United States Texas Corporate/Commercial Law

On May 16, 2026, the Texas Business Court located in Houston (Eleventh Division) issued its opinion in Plains Pipeline, L.P. and Plains Marketing, L.P. v. Arrowhead Gulf Coast Holdings, LLC, et al., offering potential guidance on the enforceability of survival periods, exclusive remedy clauses, and the limits of “assumed liabilities” language in asset purchase agreements.

Background and Key Facts

This case arose from a 2016 asset purchase in which Plains Pipeline, L.P. and Plains Marketing, L.P. (the sellers) sold pipeline assets to Arrowhead Gulf Coast Holdings, LLC and related Arrowhead entities (the buyers) pursuant to a BOA and Other Assets Purchase Agreement (the purchase agreement).

Following the sale, the sellers were sued in a Louisiana state court lawsuit involving claims for erosion damage and failure to maintain pipeline infrastructure. After incurring costs to defend and resolve those claims, the sellers sought reimbursement from the buyers, contending that the buyers had assumed the relevant liabilities under the purchase agreement.

The parties filed cross-motions for traditional summary judgment, each framing the dispute on their own terms. The sellers characterized it as a “straightforward breach of a negotiated asset-purchase agreement,” arguing the buyers agreed to the “Assumed Liabilities” provision, which required them to assume all post-closing liabilities in perpetuity. The buyers characterized it as a “contractual indemnity case,” arguing the indemnification obligations had a defined survival period that had already expired before the sellers asserted their claims.

The Court’s Analysis

The Texas Business Court focused its analysis on the unambiguous language of the purchase agreement and found for the buyers on every issue.

First, the court found that the purchase agreement unambiguously limits the sellers’ remedy to the indemnification provisions set forth in Article X of the agreement. Section 10.4 indemnification obligations were expressly subject to a survival period, and critically, sellers failed to provide the required written claim notice before that survival period expired.

Second, the court rejected the sellers’ central argument that the absence of temporal limiting language in the assumption of liabilities provisions meant Arrowhead’s obligations ran indefinitely. The court found this reading untenable for three reasons: it would render the exclusive remedy provision superfluous; it would effectively read the indemnification provisions out of the agreement altogether; and it would violate the foundational Texas rule that contracts must be interpreted to harmonize and give effect to every provision.

Finally, the court declined the sellers’ invitation to find ambiguity. Under Texas law, a contract is only ambiguous if it is susceptible to two or more reasonable interpretations. Because Plains’ “perpetuity” reading directly conflicted with the agreement’s express survival-period provision, the court determined it was not a reasonable alternative interpretation.

The Ruling

The Texas Business Court granted the buyers’ motion for summary judgment on all claims and denied the sellers’ cross-motion. The entire dispute was resolved as a matter of law on contract interpretation.

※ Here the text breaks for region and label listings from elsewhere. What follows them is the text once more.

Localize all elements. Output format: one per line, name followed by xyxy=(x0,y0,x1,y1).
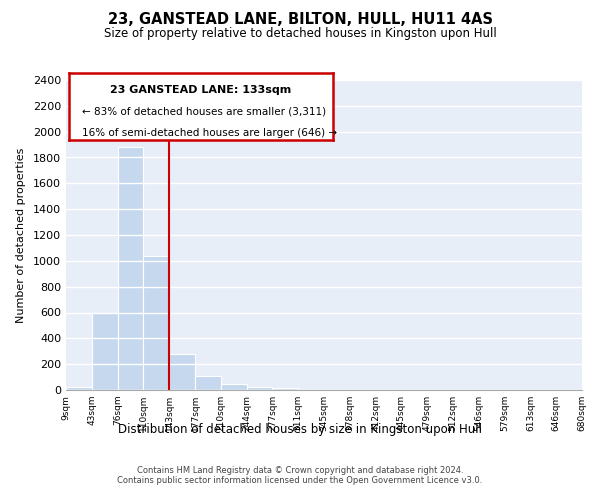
Bar xyxy=(143,256,169,390)
Bar xyxy=(221,384,247,390)
Bar xyxy=(66,388,92,390)
Bar xyxy=(195,376,221,390)
Bar xyxy=(118,147,143,390)
Text: ← 83% of detached houses are smaller (3,311): ← 83% of detached houses are smaller (3,… xyxy=(82,106,326,116)
Bar xyxy=(169,354,195,390)
Y-axis label: Number of detached properties: Number of detached properties xyxy=(16,148,26,322)
Text: Size of property relative to detached houses in Kingston upon Hull: Size of property relative to detached ho… xyxy=(104,28,496,40)
Text: Distribution of detached houses by size in Kingston upon Hull: Distribution of detached houses by size … xyxy=(118,422,482,436)
Bar xyxy=(92,312,118,390)
Text: 16% of semi-detached houses are larger (646) →: 16% of semi-detached houses are larger (… xyxy=(82,128,337,138)
Bar xyxy=(272,388,298,390)
Text: Contains HM Land Registry data © Crown copyright and database right 2024.
Contai: Contains HM Land Registry data © Crown c… xyxy=(118,466,482,485)
Text: 23, GANSTEAD LANE, BILTON, HULL, HU11 4AS: 23, GANSTEAD LANE, BILTON, HULL, HU11 4A… xyxy=(107,12,493,28)
Bar xyxy=(247,388,272,390)
Text: 23 GANSTEAD LANE: 133sqm: 23 GANSTEAD LANE: 133sqm xyxy=(110,84,292,94)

Practical Takeaways for Businesses

This decision underscores two important considerations for businesses involved in asset acquisitions and divestitures:

1. Survival Periods Matter. Indemnification claims are only viable if asserted within the contractually agreed survival window. Parties should consider diligently tracking these deadlines from the moment a deal closes and sending timely written notice of any potential claims — even ones that seem uncertain or preliminary. Missing the deadline, as shown in this case, may be fatal to an otherwise legitimate claim.

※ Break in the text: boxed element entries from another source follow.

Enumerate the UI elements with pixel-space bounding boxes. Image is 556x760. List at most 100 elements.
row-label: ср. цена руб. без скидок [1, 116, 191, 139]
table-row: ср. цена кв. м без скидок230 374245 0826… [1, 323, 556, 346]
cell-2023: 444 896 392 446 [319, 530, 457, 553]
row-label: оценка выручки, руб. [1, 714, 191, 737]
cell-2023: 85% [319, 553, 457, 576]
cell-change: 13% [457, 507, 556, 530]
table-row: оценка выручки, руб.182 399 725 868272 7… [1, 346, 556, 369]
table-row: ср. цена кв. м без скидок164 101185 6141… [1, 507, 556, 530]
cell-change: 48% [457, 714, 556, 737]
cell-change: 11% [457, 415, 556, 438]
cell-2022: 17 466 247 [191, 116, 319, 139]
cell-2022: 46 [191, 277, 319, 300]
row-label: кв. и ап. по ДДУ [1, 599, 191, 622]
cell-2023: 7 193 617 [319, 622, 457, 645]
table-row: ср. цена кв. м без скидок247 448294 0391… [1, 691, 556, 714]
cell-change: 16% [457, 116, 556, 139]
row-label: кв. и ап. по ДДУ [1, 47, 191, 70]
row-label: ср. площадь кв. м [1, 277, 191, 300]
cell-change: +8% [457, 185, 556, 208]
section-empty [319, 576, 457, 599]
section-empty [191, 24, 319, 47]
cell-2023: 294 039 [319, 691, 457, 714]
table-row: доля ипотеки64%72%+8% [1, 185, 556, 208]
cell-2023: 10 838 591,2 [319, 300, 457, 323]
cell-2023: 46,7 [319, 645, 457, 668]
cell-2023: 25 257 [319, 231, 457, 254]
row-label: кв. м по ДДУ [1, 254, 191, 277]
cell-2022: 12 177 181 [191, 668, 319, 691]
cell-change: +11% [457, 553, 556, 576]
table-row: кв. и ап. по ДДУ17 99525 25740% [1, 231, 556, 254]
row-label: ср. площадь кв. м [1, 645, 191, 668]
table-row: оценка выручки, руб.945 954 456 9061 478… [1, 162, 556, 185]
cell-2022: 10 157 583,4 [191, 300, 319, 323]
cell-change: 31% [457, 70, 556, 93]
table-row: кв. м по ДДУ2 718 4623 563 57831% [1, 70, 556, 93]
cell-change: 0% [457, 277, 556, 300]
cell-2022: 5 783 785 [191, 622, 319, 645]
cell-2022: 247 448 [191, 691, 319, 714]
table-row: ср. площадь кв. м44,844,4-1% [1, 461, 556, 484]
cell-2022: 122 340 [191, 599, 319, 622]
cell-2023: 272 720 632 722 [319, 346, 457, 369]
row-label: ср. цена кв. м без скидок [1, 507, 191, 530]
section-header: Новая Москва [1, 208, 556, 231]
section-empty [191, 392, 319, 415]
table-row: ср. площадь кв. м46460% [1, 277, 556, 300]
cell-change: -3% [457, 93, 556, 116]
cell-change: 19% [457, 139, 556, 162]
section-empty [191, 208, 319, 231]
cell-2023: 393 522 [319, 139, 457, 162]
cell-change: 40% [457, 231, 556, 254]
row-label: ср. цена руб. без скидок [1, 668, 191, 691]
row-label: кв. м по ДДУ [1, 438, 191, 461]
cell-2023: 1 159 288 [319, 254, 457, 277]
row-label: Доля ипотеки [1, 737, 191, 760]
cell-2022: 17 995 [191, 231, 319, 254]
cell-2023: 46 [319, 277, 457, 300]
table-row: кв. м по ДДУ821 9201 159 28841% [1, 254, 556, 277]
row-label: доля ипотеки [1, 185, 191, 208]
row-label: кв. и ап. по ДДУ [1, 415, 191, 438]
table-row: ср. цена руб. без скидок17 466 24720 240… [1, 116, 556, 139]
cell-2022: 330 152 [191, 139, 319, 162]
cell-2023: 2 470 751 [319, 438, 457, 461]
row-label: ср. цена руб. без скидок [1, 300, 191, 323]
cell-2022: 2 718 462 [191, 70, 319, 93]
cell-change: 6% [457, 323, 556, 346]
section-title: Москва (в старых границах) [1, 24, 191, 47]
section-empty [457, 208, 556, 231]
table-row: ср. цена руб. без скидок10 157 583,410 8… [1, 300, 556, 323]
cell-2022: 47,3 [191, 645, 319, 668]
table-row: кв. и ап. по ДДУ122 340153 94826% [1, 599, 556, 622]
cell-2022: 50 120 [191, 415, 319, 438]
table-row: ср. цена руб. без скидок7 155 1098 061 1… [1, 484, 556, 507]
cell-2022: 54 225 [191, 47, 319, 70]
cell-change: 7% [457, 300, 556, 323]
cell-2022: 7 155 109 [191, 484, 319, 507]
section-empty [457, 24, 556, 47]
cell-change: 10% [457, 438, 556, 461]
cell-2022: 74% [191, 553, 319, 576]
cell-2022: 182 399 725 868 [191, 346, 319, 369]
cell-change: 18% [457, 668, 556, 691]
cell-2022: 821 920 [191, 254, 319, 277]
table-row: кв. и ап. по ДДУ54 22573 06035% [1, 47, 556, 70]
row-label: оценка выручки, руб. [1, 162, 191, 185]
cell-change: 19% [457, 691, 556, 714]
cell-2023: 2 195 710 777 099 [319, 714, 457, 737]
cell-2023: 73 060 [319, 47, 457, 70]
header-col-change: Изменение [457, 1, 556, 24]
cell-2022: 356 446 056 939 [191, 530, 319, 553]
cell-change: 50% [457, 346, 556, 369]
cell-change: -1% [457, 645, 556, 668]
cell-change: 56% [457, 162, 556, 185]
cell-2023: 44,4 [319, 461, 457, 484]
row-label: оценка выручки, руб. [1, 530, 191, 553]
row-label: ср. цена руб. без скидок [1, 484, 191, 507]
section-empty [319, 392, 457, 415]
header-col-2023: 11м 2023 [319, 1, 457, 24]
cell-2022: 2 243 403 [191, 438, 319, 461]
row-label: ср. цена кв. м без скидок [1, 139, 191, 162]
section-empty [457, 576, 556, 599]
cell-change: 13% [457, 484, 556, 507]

2. Exclusive Remedy Clauses Will Be Enforced. Texas courts may hold parties to their bargain. If an agreement channels post-closing disputes into a specific indemnification framework, a party may be unable to escape that framework simply by relabeling its claim. Businesses should consider drafting these provisions carefully and working to understand their full implications before signing.

The content of this article is intended to provide a general guide to the subject matter. Specialist advice should be sought about your specific circumstances.